If the most effective measure that humankind can take to rid itself of the threat of nuclear war is to establish a government and political system for the planet as a whole, what are the prospects for doing this? Obviously, the problems in achieving a world government are awesome. In the first place, the record of both the League of Nations and the United Nations in keeping the peace is not encouraging. When one reflects on the cultural, religious, and political differences among the countries of the world, the probability of unifying them all without the use of force seems small indeed. And if force had to be used, the cost would probably be destruction and death as widespread as in nuclear war itself.

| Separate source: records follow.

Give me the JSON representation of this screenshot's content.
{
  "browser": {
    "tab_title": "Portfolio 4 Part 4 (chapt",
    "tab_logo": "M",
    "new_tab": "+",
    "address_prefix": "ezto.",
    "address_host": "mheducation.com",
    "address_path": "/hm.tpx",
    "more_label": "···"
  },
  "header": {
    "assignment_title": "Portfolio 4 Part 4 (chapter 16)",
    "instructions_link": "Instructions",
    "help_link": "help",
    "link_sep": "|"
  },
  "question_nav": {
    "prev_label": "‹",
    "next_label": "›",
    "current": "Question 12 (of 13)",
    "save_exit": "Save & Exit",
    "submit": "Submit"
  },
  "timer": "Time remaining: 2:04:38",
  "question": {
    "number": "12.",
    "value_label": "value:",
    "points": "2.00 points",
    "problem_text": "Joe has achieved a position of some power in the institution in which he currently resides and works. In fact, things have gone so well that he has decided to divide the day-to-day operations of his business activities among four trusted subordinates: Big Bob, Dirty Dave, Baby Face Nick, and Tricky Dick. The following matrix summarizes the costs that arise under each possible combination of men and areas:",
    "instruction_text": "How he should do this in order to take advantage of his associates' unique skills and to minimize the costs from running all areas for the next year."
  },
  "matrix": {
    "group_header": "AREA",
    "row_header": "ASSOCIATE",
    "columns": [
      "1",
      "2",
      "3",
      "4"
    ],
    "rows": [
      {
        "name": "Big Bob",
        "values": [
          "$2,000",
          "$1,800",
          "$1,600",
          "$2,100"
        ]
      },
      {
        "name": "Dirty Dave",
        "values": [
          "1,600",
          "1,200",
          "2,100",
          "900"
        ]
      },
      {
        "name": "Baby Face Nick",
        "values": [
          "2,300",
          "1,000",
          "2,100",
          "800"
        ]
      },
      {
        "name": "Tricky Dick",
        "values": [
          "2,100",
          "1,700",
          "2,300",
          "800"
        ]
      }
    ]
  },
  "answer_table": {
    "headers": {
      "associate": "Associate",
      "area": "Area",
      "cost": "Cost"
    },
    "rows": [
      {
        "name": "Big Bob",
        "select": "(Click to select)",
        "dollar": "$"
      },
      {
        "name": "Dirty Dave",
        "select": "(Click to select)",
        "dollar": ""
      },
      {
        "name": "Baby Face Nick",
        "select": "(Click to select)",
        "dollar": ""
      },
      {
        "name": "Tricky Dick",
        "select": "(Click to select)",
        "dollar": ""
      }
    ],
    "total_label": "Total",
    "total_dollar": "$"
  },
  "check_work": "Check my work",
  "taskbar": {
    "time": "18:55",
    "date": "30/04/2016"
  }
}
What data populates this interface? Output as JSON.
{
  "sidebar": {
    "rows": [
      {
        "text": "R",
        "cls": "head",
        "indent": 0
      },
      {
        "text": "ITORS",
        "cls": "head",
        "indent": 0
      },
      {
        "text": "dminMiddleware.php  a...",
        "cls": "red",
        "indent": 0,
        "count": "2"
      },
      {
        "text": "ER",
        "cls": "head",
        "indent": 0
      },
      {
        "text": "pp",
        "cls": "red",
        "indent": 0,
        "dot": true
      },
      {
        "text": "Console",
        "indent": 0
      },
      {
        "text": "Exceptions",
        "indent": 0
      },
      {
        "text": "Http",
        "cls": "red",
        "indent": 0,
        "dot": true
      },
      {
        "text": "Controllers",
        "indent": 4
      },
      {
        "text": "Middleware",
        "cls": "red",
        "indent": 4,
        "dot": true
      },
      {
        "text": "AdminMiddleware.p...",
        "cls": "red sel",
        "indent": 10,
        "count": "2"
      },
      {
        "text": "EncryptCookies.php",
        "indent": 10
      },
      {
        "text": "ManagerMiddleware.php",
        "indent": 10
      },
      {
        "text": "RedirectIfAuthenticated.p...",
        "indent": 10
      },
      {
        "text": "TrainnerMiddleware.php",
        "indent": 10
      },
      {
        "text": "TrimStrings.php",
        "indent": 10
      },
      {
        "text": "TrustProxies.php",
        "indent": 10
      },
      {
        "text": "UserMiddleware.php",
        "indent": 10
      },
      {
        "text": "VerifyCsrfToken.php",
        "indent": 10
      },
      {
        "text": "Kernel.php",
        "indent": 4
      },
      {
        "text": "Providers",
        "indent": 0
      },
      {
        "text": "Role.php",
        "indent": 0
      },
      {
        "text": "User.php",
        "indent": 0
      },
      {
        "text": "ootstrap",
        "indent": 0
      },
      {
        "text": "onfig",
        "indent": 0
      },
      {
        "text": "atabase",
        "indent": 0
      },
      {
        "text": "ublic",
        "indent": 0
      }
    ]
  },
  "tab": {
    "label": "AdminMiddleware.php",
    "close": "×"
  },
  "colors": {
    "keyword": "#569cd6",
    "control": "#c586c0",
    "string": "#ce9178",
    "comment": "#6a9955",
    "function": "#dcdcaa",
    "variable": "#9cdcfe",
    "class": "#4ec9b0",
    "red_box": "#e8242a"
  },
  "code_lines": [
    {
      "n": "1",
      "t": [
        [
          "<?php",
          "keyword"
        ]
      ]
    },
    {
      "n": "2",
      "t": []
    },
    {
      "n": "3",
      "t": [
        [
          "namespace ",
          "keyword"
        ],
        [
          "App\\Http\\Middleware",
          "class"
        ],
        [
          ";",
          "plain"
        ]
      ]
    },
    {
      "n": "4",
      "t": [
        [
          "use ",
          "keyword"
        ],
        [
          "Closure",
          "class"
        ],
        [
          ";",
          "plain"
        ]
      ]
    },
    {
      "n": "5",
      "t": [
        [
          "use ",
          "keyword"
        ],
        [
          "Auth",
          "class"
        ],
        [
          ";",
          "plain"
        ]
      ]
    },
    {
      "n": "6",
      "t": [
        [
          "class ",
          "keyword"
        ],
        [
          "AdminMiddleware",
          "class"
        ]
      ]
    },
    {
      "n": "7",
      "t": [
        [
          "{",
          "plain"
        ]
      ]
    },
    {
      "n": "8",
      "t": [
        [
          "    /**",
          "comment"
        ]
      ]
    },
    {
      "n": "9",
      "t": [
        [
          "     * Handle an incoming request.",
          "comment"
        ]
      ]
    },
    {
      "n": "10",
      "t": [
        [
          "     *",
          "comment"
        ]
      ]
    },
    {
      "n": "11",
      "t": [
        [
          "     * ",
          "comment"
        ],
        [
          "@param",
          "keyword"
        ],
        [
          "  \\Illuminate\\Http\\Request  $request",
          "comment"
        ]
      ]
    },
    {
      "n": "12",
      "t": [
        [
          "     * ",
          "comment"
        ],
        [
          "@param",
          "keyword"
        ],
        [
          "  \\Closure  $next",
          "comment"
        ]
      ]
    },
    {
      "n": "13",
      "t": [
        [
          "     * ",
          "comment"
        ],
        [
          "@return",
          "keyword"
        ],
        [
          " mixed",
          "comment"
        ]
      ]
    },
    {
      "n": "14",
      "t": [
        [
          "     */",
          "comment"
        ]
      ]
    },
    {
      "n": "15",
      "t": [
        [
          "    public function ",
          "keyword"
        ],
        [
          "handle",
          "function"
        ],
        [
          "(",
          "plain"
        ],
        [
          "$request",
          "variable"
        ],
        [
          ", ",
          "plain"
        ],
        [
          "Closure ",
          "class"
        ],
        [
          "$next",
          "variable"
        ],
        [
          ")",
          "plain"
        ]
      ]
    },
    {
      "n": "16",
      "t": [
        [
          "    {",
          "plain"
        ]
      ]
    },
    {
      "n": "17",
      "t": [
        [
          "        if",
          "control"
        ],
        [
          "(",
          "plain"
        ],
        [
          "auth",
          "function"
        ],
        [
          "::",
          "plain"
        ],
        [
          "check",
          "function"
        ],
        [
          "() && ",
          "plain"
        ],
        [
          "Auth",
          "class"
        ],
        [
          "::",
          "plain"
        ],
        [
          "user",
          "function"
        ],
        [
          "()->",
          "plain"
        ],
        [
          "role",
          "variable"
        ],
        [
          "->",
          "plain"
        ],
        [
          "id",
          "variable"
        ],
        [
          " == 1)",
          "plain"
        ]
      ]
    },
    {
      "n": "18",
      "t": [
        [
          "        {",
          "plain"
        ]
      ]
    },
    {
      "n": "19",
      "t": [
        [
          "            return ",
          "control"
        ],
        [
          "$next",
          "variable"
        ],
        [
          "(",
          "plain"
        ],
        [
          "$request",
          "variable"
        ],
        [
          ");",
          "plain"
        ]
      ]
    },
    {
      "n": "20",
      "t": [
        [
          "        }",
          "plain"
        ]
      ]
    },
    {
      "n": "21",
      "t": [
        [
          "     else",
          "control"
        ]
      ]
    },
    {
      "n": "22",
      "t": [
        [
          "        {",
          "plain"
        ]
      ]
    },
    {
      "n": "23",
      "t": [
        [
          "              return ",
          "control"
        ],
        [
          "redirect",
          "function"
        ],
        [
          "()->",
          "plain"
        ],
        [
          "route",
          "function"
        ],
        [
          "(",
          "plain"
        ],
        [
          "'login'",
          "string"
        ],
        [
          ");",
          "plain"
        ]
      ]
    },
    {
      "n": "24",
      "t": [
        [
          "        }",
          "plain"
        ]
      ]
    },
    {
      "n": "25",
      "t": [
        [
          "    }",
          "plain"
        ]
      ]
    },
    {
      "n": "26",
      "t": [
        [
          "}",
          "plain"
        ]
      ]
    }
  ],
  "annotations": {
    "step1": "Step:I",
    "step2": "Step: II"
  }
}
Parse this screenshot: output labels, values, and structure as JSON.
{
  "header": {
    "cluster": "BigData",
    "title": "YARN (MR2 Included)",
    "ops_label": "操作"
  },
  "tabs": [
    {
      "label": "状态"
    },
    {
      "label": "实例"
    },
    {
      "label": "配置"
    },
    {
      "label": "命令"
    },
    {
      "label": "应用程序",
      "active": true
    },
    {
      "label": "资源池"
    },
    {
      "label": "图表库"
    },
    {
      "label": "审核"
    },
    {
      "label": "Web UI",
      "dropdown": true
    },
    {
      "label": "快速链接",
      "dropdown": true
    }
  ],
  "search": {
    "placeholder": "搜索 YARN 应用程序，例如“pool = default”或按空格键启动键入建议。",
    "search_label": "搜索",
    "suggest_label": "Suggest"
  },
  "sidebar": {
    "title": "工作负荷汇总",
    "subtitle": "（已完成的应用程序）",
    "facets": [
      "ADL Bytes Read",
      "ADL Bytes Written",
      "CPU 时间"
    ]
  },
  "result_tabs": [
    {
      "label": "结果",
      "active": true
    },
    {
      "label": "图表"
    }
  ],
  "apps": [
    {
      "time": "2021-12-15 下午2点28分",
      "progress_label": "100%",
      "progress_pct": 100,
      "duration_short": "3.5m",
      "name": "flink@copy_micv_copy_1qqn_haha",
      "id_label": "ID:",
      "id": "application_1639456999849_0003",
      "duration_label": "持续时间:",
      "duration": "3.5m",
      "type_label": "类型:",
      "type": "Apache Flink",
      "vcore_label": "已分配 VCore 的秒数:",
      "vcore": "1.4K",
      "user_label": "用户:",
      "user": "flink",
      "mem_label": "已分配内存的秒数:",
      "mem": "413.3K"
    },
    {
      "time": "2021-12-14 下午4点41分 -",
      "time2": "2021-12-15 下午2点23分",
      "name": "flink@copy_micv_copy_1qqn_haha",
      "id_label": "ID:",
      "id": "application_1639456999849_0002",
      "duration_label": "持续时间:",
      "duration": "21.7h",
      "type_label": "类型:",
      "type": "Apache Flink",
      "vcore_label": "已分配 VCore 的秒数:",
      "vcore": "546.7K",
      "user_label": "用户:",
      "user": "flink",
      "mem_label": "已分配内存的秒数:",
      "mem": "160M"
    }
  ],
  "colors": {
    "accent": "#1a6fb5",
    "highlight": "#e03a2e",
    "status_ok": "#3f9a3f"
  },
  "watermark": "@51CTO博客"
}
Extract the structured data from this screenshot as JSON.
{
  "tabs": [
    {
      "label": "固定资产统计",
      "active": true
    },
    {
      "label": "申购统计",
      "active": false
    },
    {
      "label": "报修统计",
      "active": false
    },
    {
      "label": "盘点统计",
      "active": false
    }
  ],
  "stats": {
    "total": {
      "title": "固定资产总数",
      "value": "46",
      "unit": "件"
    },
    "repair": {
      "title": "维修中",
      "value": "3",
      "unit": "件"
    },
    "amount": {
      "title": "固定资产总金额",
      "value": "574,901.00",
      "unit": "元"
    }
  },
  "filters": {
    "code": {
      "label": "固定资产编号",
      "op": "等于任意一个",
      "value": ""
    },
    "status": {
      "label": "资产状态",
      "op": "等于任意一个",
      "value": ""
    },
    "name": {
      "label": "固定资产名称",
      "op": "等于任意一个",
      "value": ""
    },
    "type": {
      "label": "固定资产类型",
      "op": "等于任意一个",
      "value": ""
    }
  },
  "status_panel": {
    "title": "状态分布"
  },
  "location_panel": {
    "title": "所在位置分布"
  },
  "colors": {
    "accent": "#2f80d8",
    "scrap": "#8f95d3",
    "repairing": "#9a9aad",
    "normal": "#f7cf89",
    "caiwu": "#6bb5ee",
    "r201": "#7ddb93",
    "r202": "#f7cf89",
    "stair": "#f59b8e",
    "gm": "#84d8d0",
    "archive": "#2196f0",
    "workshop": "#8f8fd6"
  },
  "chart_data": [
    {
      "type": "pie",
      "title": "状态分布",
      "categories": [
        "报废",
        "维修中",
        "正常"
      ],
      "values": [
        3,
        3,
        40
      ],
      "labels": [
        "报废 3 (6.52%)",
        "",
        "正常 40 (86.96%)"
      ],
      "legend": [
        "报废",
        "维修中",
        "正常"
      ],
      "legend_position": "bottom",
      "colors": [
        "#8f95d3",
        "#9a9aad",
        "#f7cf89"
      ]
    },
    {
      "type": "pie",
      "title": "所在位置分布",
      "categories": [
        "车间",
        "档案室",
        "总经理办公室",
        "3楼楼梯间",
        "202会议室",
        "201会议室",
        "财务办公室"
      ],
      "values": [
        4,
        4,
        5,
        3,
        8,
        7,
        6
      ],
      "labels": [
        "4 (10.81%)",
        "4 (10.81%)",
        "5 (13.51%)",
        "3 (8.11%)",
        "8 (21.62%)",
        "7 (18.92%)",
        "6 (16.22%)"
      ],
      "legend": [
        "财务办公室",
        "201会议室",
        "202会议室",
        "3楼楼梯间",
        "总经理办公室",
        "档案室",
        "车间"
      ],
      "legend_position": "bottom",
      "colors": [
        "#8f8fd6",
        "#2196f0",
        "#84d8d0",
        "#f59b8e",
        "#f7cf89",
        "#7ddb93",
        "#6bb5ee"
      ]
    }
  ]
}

Even if a single world government is established, what reason is there to hope that endless civil war would not follow? Established states have avoided civil war, but the words "established state" presume a relatively homogeneous citizenry and a working political system. The history of "new" states that came into being after World War II is an endless repetition of civil war and insurrection. Malaysia, the Philippines, Burma, Indonesia, India, Sri Lanka, Nigeria, the Sudan, the Congo, Angola, Ethiopia, Somalia, and so on down a long, long list -- all had civil wars or rebellions. And this does not include the wars in Korea and Vietnam, since they were as much international as civil wars. If you add the civil wars among "older" states that do not fit our definition of "established states," such as China, Cuba, Nicaragua, El Salvador, and Yugoslavia, the list almost doubles.
But in spite of this dismal historical record, the consequences if humankind continues to fight wars as it has in the past are so horrifying that even the slimmest chance of unification through some sort of world government is worth pursuing. If we understood the obstacles better we might find a way around them.